Money laundering is a US $1.5 to 2 trillion business per year. According to IMF estimates, this accounts from about 2 and 5 percent of global gross domestic product (GDP). Using the same methodology in Latin America and the Caribbean, money-laundering transactions are roughly estimated somewhere between 2.5 and 6.3 percent of the regional GDP, according to a recent study by IDB economist Alberto Chong.
This not only means tax revenue lost. Money laundering, Chong said, distorts economies and produces instability. In addition, it undermines the private sector and may even push it away from certain industries, since front companies have advantage over legitimate firms. Chong also pointed out how money laundering jeopardizes integrity of financial markets as well as countries’ reputations.
The World Economic Forum estimates that Latin America is perhaps the most active emerging region with money laundering through both bank and non-banks channels. WEF figures show several levels of money laundering among different countries in the region. Chong’s study also finds that the larger the size of the underground economy and the lower the quality of corporate governance, the more pervasive money laundering is. A more stable financial system and solid institutions make life difficult for money launderers.

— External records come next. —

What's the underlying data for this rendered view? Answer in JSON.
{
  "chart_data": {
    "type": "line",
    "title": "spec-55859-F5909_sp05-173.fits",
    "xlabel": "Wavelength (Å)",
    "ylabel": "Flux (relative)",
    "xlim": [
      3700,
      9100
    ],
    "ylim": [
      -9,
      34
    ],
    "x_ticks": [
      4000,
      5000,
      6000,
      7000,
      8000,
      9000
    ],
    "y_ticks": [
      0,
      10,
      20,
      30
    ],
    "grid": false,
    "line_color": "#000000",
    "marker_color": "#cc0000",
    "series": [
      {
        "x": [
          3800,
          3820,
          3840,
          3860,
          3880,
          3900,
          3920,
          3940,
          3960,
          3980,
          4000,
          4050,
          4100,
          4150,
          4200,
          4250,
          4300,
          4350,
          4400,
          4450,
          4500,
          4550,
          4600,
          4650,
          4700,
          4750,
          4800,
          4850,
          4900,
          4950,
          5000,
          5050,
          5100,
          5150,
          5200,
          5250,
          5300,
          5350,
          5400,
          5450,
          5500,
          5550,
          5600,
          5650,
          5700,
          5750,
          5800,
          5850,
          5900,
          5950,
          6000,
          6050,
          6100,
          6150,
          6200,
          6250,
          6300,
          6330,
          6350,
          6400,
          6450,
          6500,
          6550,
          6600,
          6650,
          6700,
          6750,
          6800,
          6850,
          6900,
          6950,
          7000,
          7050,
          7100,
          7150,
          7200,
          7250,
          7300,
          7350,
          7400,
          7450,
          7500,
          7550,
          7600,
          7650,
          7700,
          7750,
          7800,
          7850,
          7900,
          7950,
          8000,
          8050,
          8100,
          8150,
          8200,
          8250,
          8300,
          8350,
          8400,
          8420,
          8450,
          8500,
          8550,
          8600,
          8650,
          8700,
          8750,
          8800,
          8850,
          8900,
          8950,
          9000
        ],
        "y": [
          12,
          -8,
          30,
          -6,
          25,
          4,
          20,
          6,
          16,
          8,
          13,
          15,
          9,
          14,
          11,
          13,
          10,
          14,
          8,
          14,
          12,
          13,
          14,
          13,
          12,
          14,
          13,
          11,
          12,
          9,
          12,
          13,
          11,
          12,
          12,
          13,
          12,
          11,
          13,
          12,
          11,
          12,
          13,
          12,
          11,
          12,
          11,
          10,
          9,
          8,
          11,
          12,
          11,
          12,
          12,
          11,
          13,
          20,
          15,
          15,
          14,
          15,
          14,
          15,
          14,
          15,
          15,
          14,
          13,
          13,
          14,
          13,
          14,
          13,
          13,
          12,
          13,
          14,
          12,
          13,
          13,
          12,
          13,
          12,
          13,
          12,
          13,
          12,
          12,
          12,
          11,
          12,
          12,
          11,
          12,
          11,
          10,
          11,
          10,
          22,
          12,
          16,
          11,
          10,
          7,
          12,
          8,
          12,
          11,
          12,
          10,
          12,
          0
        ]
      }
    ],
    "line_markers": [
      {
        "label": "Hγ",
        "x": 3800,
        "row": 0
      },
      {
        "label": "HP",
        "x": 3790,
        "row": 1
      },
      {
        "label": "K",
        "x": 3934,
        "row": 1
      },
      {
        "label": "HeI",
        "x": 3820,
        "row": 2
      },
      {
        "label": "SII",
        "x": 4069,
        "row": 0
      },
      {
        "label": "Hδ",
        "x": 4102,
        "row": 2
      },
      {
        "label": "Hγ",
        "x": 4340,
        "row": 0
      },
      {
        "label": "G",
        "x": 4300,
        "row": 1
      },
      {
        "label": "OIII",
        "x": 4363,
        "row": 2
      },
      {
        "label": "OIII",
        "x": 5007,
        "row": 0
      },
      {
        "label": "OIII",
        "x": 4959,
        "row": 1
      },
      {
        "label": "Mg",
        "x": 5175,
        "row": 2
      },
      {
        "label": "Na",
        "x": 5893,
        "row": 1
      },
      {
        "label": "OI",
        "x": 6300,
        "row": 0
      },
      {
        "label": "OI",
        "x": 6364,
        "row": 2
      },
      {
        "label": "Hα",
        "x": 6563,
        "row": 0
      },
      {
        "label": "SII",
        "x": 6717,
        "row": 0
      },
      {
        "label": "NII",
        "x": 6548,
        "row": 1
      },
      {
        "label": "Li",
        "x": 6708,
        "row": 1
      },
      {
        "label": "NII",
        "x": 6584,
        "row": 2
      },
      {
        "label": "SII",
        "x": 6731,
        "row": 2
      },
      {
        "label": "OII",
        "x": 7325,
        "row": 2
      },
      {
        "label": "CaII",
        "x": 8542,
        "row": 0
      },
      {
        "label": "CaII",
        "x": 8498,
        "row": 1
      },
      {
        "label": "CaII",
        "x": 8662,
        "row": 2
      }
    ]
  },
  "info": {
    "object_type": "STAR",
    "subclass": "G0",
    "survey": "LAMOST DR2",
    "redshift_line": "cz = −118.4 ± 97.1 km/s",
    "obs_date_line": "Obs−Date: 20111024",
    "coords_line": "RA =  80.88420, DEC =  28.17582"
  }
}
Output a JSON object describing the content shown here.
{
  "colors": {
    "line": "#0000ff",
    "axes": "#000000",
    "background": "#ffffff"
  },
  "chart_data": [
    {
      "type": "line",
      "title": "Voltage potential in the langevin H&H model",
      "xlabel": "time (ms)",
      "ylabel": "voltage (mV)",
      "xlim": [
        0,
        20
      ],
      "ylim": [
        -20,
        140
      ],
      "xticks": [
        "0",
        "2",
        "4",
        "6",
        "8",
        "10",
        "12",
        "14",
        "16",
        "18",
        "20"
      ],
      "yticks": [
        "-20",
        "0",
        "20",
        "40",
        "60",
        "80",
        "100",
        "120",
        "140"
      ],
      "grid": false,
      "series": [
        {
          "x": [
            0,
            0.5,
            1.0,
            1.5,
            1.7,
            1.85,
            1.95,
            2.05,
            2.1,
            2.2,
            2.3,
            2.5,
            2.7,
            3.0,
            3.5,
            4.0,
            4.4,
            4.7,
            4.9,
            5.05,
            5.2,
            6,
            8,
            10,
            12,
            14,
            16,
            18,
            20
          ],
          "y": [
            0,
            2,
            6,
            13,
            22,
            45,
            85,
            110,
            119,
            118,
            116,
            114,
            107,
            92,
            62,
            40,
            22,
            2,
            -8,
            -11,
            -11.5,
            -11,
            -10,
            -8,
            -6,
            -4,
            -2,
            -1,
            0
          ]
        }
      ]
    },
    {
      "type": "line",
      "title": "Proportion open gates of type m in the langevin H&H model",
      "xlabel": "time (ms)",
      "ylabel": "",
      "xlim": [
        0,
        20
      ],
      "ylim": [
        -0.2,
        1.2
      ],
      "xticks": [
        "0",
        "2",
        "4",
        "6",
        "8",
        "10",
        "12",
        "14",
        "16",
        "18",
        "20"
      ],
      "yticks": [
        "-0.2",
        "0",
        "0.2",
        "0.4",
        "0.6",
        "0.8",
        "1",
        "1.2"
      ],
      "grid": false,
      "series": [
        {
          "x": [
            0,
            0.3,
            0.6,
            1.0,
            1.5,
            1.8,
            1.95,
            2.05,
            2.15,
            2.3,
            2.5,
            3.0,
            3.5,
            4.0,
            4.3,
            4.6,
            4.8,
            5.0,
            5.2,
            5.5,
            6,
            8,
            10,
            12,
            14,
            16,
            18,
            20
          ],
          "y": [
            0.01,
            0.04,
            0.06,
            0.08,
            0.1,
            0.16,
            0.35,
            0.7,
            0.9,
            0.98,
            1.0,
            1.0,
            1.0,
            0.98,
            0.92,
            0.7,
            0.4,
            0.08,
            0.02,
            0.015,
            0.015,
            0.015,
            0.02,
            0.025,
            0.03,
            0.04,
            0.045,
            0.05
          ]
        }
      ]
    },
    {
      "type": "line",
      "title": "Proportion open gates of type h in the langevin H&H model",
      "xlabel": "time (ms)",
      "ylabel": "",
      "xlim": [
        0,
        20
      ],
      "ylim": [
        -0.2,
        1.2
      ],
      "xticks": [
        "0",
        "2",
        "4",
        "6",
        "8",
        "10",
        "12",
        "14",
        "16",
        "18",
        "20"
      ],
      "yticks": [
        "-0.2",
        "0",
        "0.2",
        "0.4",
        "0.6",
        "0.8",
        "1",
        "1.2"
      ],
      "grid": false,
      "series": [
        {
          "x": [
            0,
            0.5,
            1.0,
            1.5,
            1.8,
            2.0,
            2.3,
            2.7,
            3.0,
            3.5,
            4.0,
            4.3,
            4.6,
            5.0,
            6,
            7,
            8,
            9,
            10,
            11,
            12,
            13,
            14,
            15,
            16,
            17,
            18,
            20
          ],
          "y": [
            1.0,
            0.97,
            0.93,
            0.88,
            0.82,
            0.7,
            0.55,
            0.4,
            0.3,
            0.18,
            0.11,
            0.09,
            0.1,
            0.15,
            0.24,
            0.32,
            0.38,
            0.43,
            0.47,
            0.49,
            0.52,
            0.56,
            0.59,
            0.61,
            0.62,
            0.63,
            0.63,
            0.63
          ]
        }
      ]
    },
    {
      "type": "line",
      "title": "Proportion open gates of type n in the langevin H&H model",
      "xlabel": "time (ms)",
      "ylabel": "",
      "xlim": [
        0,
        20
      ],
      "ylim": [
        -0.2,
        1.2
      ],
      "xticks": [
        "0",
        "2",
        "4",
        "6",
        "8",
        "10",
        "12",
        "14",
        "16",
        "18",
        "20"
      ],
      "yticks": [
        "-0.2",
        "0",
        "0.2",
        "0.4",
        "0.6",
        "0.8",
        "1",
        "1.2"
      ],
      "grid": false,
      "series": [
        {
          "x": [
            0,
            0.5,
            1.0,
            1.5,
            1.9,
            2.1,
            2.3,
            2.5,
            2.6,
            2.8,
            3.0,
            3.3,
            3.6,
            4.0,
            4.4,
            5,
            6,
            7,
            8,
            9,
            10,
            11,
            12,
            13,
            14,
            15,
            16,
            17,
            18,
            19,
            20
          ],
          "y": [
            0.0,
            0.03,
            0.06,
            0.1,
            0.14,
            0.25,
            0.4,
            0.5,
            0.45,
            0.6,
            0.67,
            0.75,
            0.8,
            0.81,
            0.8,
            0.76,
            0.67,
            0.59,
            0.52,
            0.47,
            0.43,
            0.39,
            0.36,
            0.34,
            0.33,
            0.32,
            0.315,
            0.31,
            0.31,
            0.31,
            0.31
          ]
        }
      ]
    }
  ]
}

In order to fight money laundering, financial systems need to be strengthened on prevention and enforcement through multilateral cooperation. Some of this has already happened. Some Latin American countries have made strides to comply with 40 recommendations by the Financial Action Task Force (FATF), an intergovernmental body whose purpose is to develop and promote policies at the national and international level to combat money laundering. Argentina, Bolivia, Brazil, Colombia, Chile, Ecuador, Paraguay, Peru and Uruguay are compliant with most key money laundering FATF recommendations.
In addition, multilateral organizations have begun work on strengthening financial supervision, training, and technical assistance in order to better prevent and monitor money laundering. These programs seek to create legal sanctions against money laundering and improve enforcement capabilities.
In most cases, multilaterals work with partner organizations specializing on the issue. The IDB has partnered with the Organization of American States’ drug commission (CICAD) and CICAD’s work against money laundering initiative.